Ale się wątek rozhulał

.
Fajnie wiedzieć, że żyjecie i większości z Was wiedzie się (biegowo) dobrze.
Dzidka dzięki za zaległe gratulacje

. Dziewuszka zdrowo rośnie jak na drożdżach

. Nie wiem kto i gdzie takie doświadczenie zdobył by napisać, że niemowlę między 1. a 3. m-cem życia śpi 18 godzin - nie w naszym przypadku. Dlatego biegowo ten rok już jest raczej „stracony” - nie ma czasu na treningi. Z resztą coś takiego jak „trening” od 2 m-cy nie istnieje. Prócz tego te koszmarne upały nie pozwalały nawet pomyśleć o wyjściu pobiegać. Uważałem, że to co robi
Jacuś to jakieś zboczenie, ale muszę to odszczekać - kilka razy zmusiłem się i wstałem przed 5. rano i pobiegałem zanim zrobiło się 35*C. Mnie to jednak nie służy. Za 1. razem nic ni zjadłem i do domu ledwo dotarłem. Później przed bieganiem pożerałem se banana i było lepiej. Ale takie zaspane bieganie to jednak nie dla mnie. Np. dziś rano wstałem przed 6., patrzę 18*C - spoko. Ryj umyłem, podnoszę roletę i szlag mnie trafił - leje. Co jak co, ale takiego prysznica z rana nie potrzebuję. Póki co o regularnym treningu nie ma mowy. Czasami uda się nawet 4x w tygodniu, ale czasami ledwo 2. Po prostu sobie biegam dla samego biegania - „bo lubie”

.
Jacuś - fakt - Trasa w Jaworznie jest, delikatnie mówiąc, popieprzona, masakra jakaś, można se flaki wypruć na tych niby małych podbiegach.
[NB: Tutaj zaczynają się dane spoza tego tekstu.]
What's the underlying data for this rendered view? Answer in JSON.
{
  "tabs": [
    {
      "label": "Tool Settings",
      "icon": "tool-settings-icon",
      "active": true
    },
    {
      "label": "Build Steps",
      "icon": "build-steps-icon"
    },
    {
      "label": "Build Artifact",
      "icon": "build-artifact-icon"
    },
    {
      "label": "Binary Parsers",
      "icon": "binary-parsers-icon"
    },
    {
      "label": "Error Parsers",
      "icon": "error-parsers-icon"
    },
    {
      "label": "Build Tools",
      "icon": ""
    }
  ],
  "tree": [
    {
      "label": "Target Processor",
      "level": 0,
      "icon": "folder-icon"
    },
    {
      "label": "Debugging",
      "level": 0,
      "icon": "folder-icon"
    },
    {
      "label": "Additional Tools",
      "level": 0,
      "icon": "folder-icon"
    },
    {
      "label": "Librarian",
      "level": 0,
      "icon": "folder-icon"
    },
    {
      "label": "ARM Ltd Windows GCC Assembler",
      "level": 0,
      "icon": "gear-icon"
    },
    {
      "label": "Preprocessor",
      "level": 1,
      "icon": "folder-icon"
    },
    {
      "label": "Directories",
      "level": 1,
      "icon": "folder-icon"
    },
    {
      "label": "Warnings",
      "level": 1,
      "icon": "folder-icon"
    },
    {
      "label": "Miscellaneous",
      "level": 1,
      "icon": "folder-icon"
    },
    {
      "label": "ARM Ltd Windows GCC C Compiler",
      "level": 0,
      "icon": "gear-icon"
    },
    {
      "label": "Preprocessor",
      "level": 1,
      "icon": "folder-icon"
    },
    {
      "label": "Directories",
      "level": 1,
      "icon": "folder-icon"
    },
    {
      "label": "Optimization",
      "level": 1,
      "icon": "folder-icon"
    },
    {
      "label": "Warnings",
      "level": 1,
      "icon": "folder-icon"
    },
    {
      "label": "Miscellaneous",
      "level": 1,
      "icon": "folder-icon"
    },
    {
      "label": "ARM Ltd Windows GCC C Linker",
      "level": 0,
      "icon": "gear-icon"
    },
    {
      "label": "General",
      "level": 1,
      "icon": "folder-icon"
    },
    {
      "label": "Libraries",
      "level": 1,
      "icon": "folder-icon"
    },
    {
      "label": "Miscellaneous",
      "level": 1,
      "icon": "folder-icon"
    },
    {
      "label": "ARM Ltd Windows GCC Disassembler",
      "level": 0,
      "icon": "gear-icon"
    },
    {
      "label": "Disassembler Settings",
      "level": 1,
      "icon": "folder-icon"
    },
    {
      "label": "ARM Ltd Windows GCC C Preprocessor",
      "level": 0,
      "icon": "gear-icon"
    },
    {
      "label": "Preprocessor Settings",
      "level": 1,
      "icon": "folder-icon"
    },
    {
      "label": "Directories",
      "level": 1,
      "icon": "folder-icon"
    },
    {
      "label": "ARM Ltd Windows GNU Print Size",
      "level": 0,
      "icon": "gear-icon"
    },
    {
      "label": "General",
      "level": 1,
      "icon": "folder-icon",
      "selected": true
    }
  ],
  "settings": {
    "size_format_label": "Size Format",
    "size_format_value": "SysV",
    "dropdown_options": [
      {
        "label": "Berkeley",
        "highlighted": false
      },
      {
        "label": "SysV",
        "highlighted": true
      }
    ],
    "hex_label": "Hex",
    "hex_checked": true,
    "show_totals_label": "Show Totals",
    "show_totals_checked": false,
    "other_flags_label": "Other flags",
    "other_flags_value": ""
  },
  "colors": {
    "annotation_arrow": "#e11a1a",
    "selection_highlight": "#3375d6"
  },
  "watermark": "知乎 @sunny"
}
Nawet myślałem sobie pojechać, taki spacerek sobie zrobić, ale 7. mam imprezę więc „no to dupa”

.
Rapacinho - Ty sie weź do roboty, a nie stynkej jak jaki dziod - jesteś najmłodszy a najwięcej motywacji potrzebujesz

.
Pozdro
Wczoraj w „trójce” był krótki reportaż o Romanie Bartowiaku. Gość ma 61 lat i ostatnio popływał sobie Wartą 120 km... (chyba nie muszę dodawać, że wpław

). I to nie jedyny taki wyczyn tego Iron Mana. Cholera... 120 km 27,5h to by było pieszo problem pokonać... W reportażu np fajnie zjechał naszych pajaców od piłki kopanej, że boroczki ostatnio nie trenwały, bo był upał 30*C. Sam przy ponad 30*C pobiegał 2 razy w ciągu dnia tam i z powrotem do jakiejś tam miejscowości oddalonej o 16 km. Gość (były komandos) jest po prostu nie do zajechania.
Rap może to Cię zmotywuje?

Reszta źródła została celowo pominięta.